EIA: natural gas CO2 emissions in U.S. pass coal as consumption volumes shift
The U.S. Energy Information Administrations expects the energy-associated CO2 emissions from natural gas to surpass those from coal for the first time since 1972.
Despite natural gas being less carbon-intensive than coal, increases in natural gas consumption and decreases in coal consumption in the past decade have resulted in natural gas-related CO2 emissions surpassing those from coal, EIA said.
CO2 emissions from natural gas are expected to be 10 percent higher than CO2 emissions from coal, according to projections in EIA’s short-term energy outlook.
Coal’s carbon intensity is about 82 percent higher than natural gas’, reaching 95 million metric tons of CO2 for every quadrillion British thermal units compared to 52 MMmtCO2/quad Btu from natural gas.
In the period from 1990 to about 2005 the consumption of both coal and natural gas remained relatively similar in the United States, according to EIA. However, in 2015, when both fuels were associated with about 1.5 billion metric tons of energy-related CO2 emissions in the United States, natural gas consumption was 81 percent higher compared to coal.

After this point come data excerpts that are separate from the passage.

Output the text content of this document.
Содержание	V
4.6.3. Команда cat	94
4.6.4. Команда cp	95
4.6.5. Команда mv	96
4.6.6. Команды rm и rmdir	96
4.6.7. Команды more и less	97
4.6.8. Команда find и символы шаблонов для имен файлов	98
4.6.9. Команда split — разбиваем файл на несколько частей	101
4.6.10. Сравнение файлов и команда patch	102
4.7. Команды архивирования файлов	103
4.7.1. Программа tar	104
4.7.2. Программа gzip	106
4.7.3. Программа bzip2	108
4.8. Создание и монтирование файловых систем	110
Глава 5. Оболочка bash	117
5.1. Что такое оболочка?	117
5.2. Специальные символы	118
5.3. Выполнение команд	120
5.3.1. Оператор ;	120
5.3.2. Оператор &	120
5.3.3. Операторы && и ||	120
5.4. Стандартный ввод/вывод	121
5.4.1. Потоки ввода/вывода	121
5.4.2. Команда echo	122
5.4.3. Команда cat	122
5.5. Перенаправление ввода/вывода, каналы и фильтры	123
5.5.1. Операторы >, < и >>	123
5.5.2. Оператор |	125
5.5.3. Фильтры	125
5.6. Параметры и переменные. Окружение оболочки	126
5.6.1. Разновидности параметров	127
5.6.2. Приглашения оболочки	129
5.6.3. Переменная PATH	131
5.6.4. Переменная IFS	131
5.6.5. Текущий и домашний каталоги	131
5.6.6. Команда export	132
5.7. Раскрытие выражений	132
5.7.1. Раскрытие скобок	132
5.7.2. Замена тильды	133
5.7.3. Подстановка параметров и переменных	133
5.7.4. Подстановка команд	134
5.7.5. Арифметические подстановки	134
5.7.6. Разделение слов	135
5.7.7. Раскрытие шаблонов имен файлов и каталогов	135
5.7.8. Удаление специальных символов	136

In the period since 2005, annual carbon intensity rates in the United States have been decreasing. One of the contributing factors is “increased consumption of fuels that produce no carbon dioxide, such as nuclear-powered electricity and renewable energy,” EIA says.
Despite the increase in use of natural gas and petroleum, which is less carbon-intensive than coal but more carbon-intensive than natural gas, the decline in coal consumption in the U.S. and the rise in nonfossil fuel consumption have lowered U.S. total carbon intensity from 60 MMmtCO2/quad Btu in 2005 to 54 MMmtCO2/quad Btu in 2015.